The outcome will provide insights into the trajectory of China’s refinery runs, with expectations leaning towards a decline in November.
Russian President Vladimir Putin’s diplomatic visit to the United Arab Emirates and Saudi Arabia has added an extra layer of complexity to the oil market dynamics.
Discussions centered around the cooperation between Russia, the UAE, and OPEC+ in major oil and gas projects, highlighting the intricate geopolitical factors influencing oil prices.
U.S. Crude Production Hits Another Record, Posing Challenges for OPEC
U.S. crude oil production reached a new record in September, surging by 224,000 barrels per day to 13.24 million barrels per day.
The U.S. Energy Information Administration reported a consecutive monthly increase, adding 342,000 barrels per day over the previous three months, marking an annualized growth rate of 11%.
The surge in domestic production has led to a buildup of crude inventories and a softening of prices, challenging OPEC⁺ efforts to stabilize the market.
Despite a decrease in the number of active drilling rigs over the past year, U.S. production continues to rise.
This growth is attributed to enhanced drilling efficiency, with producers focusing on promising sites and drilling longer horizontal well sections to maximize contact with oil-bearing rock.
While OPEC⁺ production cuts have stabilized prices at relatively high levels, U.S. producers are benefiting from this stability.
The current strategy seems to embrace non-OPEC non-shale (NONS) producers, similar to how North Sea producers did in the 1980s.
Saudi Arabia, along with its OPEC⁺ partners, is resuming its role as a swing producer, balancing the market by adjusting its output.
Despite OPEC’s inability to formally collaborate with U.S. shale producers due to antitrust laws, efforts are made to include other NONS producers like Brazil in the coordination system.
This outreach aligns with the historical pattern of embracing rival producers to maintain control over a significant share of global production.

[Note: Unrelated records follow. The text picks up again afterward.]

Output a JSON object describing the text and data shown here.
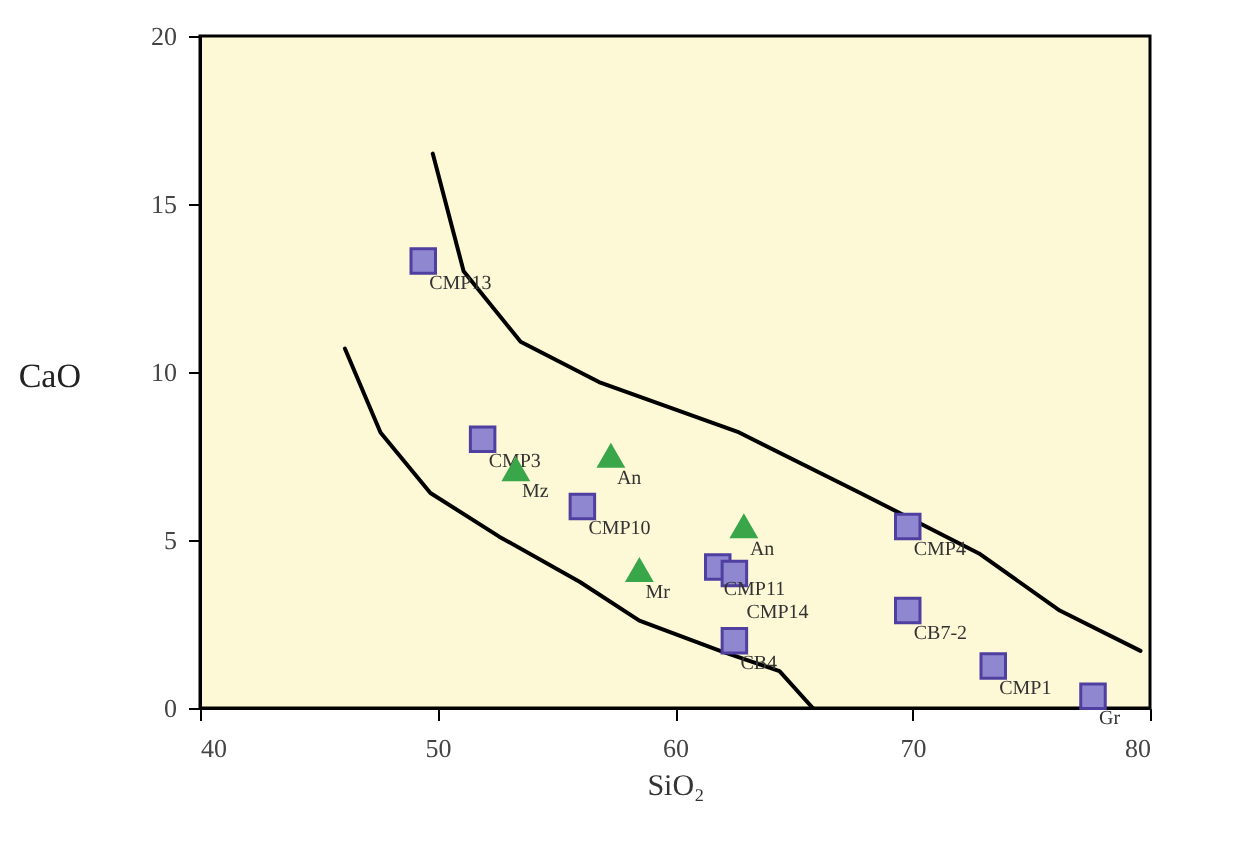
{
  "chart_data": {
    "type": "scatter",
    "xlabel": "SiO₂",
    "ylabel": "CaO",
    "xlim": [
      40,
      80
    ],
    "xticks": [
      40,
      50,
      60,
      70,
      80
    ],
    "ylim": [
      0,
      20
    ],
    "yticks": [
      0,
      5,
      10,
      15,
      20
    ],
    "grid": false,
    "series": [
      {
        "type": "line",
        "color": "#000000",
        "x": [
          49.8,
          51.1,
          53.5,
          56.8,
          62.7,
          67.8,
          72.8,
          76.2,
          79.6
        ],
        "values": [
          16.5,
          13,
          10.9,
          9.7,
          8.2,
          6.4,
          4.6,
          2.9,
          1.7
        ]
      },
      {
        "type": "line",
        "color": "#000000",
        "x": [
          46.1,
          47.6,
          49.7,
          52.6,
          56,
          58.5,
          61.9,
          64.4,
          65.8
        ],
        "values": [
          10.7,
          8.2,
          6.4,
          5.1,
          3.75,
          2.6,
          1.7,
          1.1,
          0
        ]
      },
      {
        "marker": "square",
        "color": "#8f88d0",
        "x": [
          49.4,
          51.9,
          56.1,
          61.8,
          62.5,
          62.5,
          69.8,
          69.8,
          73.4,
          77.6
        ],
        "values": [
          13.3,
          8,
          6,
          4.2,
          4,
          2,
          5.4,
          2.9,
          1.25,
          0.35
        ],
        "value_labels": [
          "CMP13",
          "CMP3",
          "CMP10",
          "CMP11",
          "CMP14",
          "CB4",
          "CMP4",
          "CB7-2",
          "CMP1",
          "Gr"
        ]
      },
      {
        "marker": "triangle",
        "color": "#3aa64a",
        "x": [
          57.3,
          62.9
        ],
        "values": [
          7.5,
          5.4
        ],
        "value_labels": [
          "An",
          "An"
        ]
      },
      {
        "marker": "triangle",
        "color": "#3aa64a",
        "x": [
          53.3,
          58.5
        ],
        "values": [
          7.1,
          4.1
        ],
        "value_labels": [
          "Mz",
          "Mr"
        ]
      }
    ]
  }
}
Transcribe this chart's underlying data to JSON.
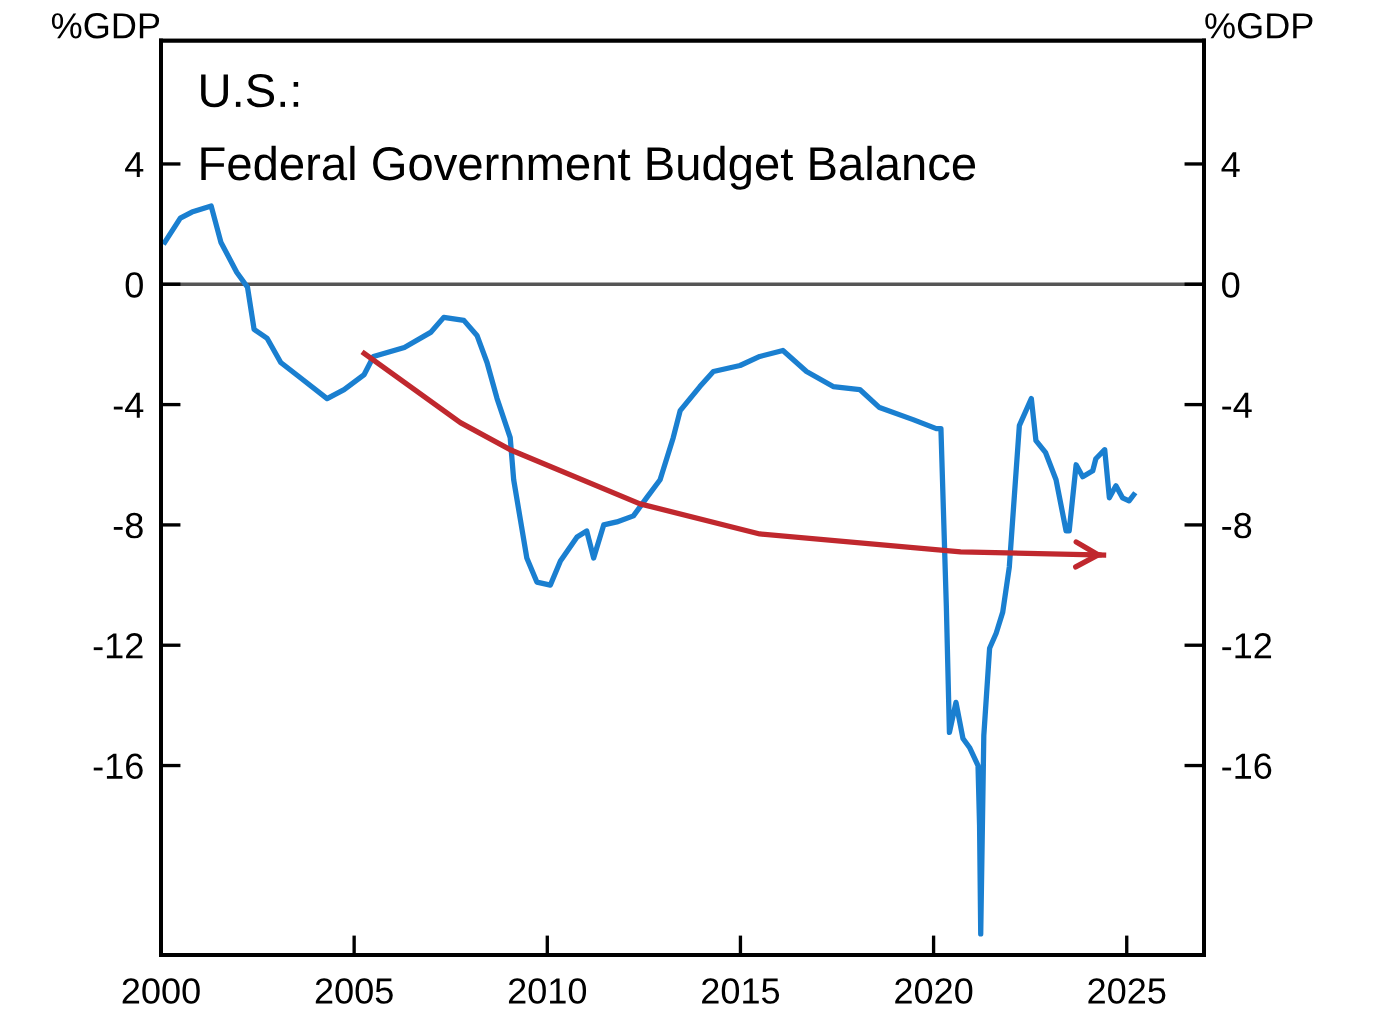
{
  "chart_data": {
    "type": "line",
    "title": "U.S.:",
    "subtitle": "Federal Government Budget Balance",
    "ylabel": "%GDP",
    "y2label": "%GDP",
    "xlim": [
      2000,
      2027
    ],
    "xticks": [
      2000,
      2005,
      2010,
      2015,
      2020,
      2025
    ],
    "ylim": [
      -22.3,
      8.1
    ],
    "yticks": [
      4,
      0,
      -4,
      -8,
      -12,
      -16
    ],
    "y2lim": [
      -22.3,
      8.1
    ],
    "y2ticks": [
      4,
      0,
      -4,
      -8,
      -12,
      -16
    ],
    "grid": false,
    "marker": "none",
    "line_style": "solid",
    "ref_lines": [
      {
        "axis": "y",
        "value": 0,
        "label": null,
        "color": "#555555"
      }
    ],
    "series": [
      {
        "color": "#1a7fd0",
        "x": [
          2000.1,
          2000.5,
          2000.8,
          2001.3,
          2001.55,
          2001.96,
          2002.24,
          2002.41,
          2002.75,
          2003.1,
          2003.6,
          2004.3,
          2004.74,
          2005.26,
          2005.5,
          2006.3,
          2006.98,
          2007.32,
          2007.84,
          2008.18,
          2008.44,
          2008.7,
          2009.04,
          2009.13,
          2009.3,
          2009.47,
          2009.73,
          2010.08,
          2010.34,
          2010.77,
          2011.02,
          2011.2,
          2011.46,
          2011.8,
          2012.23,
          2012.57,
          2012.92,
          2013.26,
          2013.44,
          2013.95,
          2014.3,
          2014.99,
          2015.5,
          2016.1,
          2016.71,
          2017.4,
          2018.09,
          2018.6,
          2019.47,
          2020.07,
          2020.19,
          2020.33,
          2020.41,
          2020.58,
          2020.76,
          2020.93,
          2021.15,
          2021.19,
          2021.22,
          2021.3,
          2021.45,
          2021.62,
          2021.79,
          2021.96,
          2022.22,
          2022.53,
          2022.65,
          2022.9,
          2023.17,
          2023.43,
          2023.51,
          2023.69,
          2023.86,
          2024.12,
          2024.2,
          2024.43,
          2024.55,
          2024.72,
          2024.89,
          2025.06,
          2025.18
        ],
        "values": [
          1.4,
          2.2,
          2.4,
          2.6,
          1.4,
          0.4,
          -0.1,
          -1.5,
          -1.8,
          -2.6,
          -3.1,
          -3.8,
          -3.5,
          -3.0,
          -2.4,
          -2.1,
          -1.6,
          -1.1,
          -1.2,
          -1.7,
          -2.6,
          -3.8,
          -5.1,
          -6.5,
          -7.8,
          -9.1,
          -9.9,
          -10.0,
          -9.2,
          -8.4,
          -8.2,
          -9.1,
          -8.0,
          -7.9,
          -7.7,
          -7.1,
          -6.5,
          -5.1,
          -4.2,
          -3.4,
          -2.9,
          -2.7,
          -2.4,
          -2.2,
          -2.9,
          -3.4,
          -3.5,
          -4.1,
          -4.5,
          -4.8,
          -4.8,
          -10.7,
          -14.9,
          -13.9,
          -15.1,
          -15.4,
          -16.0,
          -18.0,
          -21.6,
          -15.0,
          -12.1,
          -11.6,
          -10.9,
          -9.4,
          -4.7,
          -3.8,
          -5.2,
          -5.6,
          -6.5,
          -8.2,
          -8.2,
          -6.0,
          -6.4,
          -6.2,
          -5.8,
          -5.5,
          -7.1,
          -6.7,
          -7.1,
          -7.2,
          -7.0
        ]
      },
      {
        "type": "line",
        "color": "#c0282e",
        "x": [
          2005.26,
          2007.75,
          2009.04,
          2012.4,
          2015.5,
          2020.7,
          2024.4
        ],
        "values": [
          -2.3,
          -4.6,
          -5.5,
          -7.3,
          -8.3,
          -8.9,
          -9.0
        ]
      }
    ]
  }
}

In contrast, U.S. gas production hit a seasonal record high in September, reaching 3,126 billion cubic feet.
However, unlike crude, there are signs that gas production growth is slowing due to very low prices and the absence of a swing producer.

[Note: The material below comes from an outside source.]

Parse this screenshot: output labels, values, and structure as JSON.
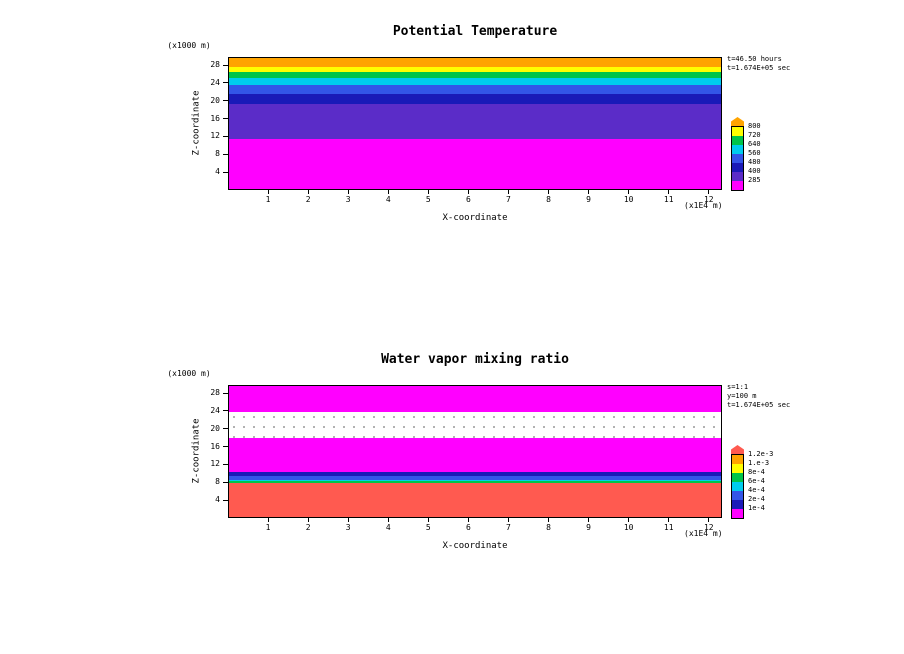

Gas production increased by only 1.8% in September 2023 compared to the same month the previous year.
While the gas market is in the process of rebalancing, excess inventories may persist, keeping prices low.
The impact of a strengthening El Niño in the central and eastern Pacific Ocean could further influence temperatures and reduce nationwide heating demand, impacting gas prices in the coming months.